One of the three local advertisements which appeared in the
directory was for S.J. Maxwell, Cycle Agent, ‘successor to A. Duncan, Son & Co. Ltd.’ Duncans were also listed as woollen and
general drapers, boot merchants, house furnishers and stationers.
Sam Maxwell was a native of Dundrum in Co. Tipperary and came to
Athy to work for Duncans. When he took
over the bicycle business is uncertain but the advertisement in Porter’s Guide
indicates a date prior to 1909.
Interestingly the advertisement apart from listing the cycle
manufacturers for whom S.J. Maxwell was agent also described the firm as ‘Maker of the Maxwell Cycles’. I wonder if there is any example of the
Maxwell bicycle still in the area. Motor
repairs, spare parts and a garage were also part of the Maxwell business, but
apparently in those early years as a minor adjunct to the cycle business.
Sam Maxwell later emigrated to Canada and the business of S.J.
Maxwell was taken over by his brother James, better known as J.S. who developed
the motor business with which Maxwell’s Garage has been synonymous for decades
past. A younger brother Charles also
worked in the business and his daughter Doris recalls her father recounting how
he drove a party to Fairyhouse Races over Easter 1916. On the return journey, unaware of the seizure
of the G.P.O. by Pearse and Connolly, he encountered a dead horse on the city
tramlines and was stopped and questioned by military and police.
When J.S. Maxwell died suddenly the business was taken over and for a
while was run by his sister Isobel, a widow who had previously operated a small
shop in Thurles. Charles Maxwell would
in time take over the running of the Maxwell business and expanded it with the
acquisition of a Volkswagen dealership in 1952.
Joining Charles Maxwell first as a salesman and later as a director of
the business was Johnny Watchorn who had previously worked as a law clerk to
Henry Grattan Donnelly, the founder of the firm which still bears his
name.
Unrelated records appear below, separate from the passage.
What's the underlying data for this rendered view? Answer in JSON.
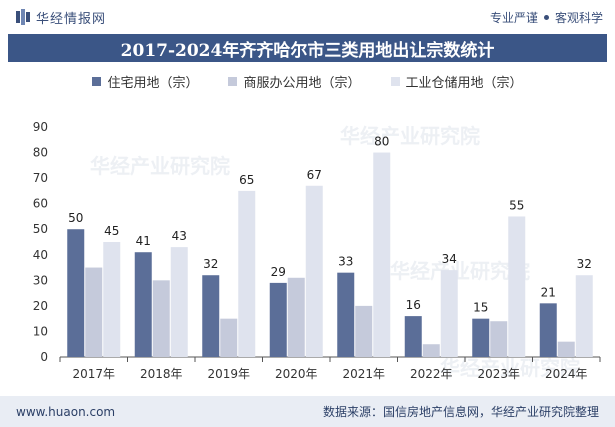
{
  "header": {
    "brand": "华经情报网",
    "slogan_left": "专业严谨",
    "slogan_right": "客观科学"
  },
  "watermark": {
    "text": "华经产业研究院"
  },
  "chart_data": {
    "type": "bar",
    "title": "2017-2024年齐齐哈尔市三类用地出让宗数统计",
    "categories": [
      "2017年",
      "2018年",
      "2019年",
      "2020年",
      "2021年",
      "2022年",
      "2023年",
      "2024年"
    ],
    "series": [
      {
        "name": "住宅用地（宗）",
        "values": [
          50,
          41,
          32,
          29,
          33,
          16,
          15,
          21
        ],
        "color": "#5b6e98",
        "labeled": true
      },
      {
        "name": "商服办公用地（宗）",
        "values": [
          35,
          30,
          15,
          31,
          20,
          5,
          14,
          6
        ],
        "color": "#c5cadb",
        "labeled": false
      },
      {
        "name": "工业仓储用地（宗）",
        "values": [
          45,
          43,
          65,
          67,
          80,
          34,
          55,
          32
        ],
        "color": "#dfe3ee",
        "labeled": true
      }
    ],
    "ylim": [
      0,
      90
    ],
    "yticks": [
      "0",
      "10",
      "20",
      "30",
      "40",
      "50",
      "60",
      "70",
      "80",
      "90"
    ],
    "xlabel": "",
    "ylabel": "",
    "grid": false,
    "legend": "top-center"
  },
  "footer": {
    "website": "www.huaon.com",
    "source": "数据来源：国信房地产信息网，华经产业研究院整理"
  }
}
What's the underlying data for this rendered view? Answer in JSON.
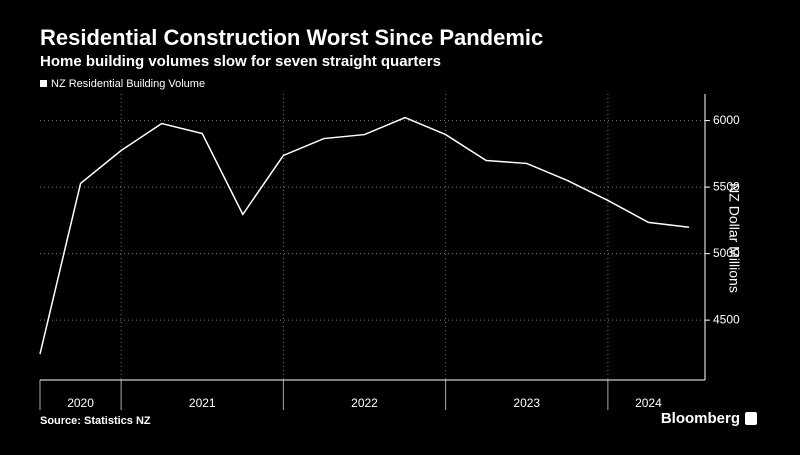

Henry Donnelly was a former
Barrister who lost his sight and opened a Solicitors practice in offices rented
from Maxwells at Duke Street.
The Maxwell garage business prospered and one of the scenes remembered
by me of Athy in the 1950s was the petrol pumps located on the footpath outside
No. 50 Duke Street, directly opposite the Garda Barracks. It’s an indication of how little vehicular
traffic passed down the main street of the town in those days and how much life
has changed in the last 60 years.
Charles Maxwell died in 1972 and was replaced as a director of the
firm by his daughter Doris. In 1985
Maxwells acquired the premises formerly occupied by Smiths Garage next to the
I.V.I. Foundry. The underground petrol
tanks at Duke Street were filled with sand, the petrol pumps removed as was the
Maxwell sign which had graced the premises at 50 Duke Street for almost 75
years of business.
When Doris Maxwell retired in 2005 her interest in the firm first established
by her Uncle Sam was acquired by local man Louis Wynne. Maxwells Garage still under the directorship
of Johnny Watchorn and Louis Wynne continues to be an important part of the
commercial life of Athy.
Over the years many people have worked for Maxwells Garage including
the fondly remembered Tosh Doyle who drove hackney cars for J.S. Maxwell for
many years. Still with the firm after 50 years as a motor mechanic is Jim
Archbold and the business which was started as a cycle shop by Alexander Duncan
in the last decade of the 19th century continues today as the oldest
garage business in the town of Athy.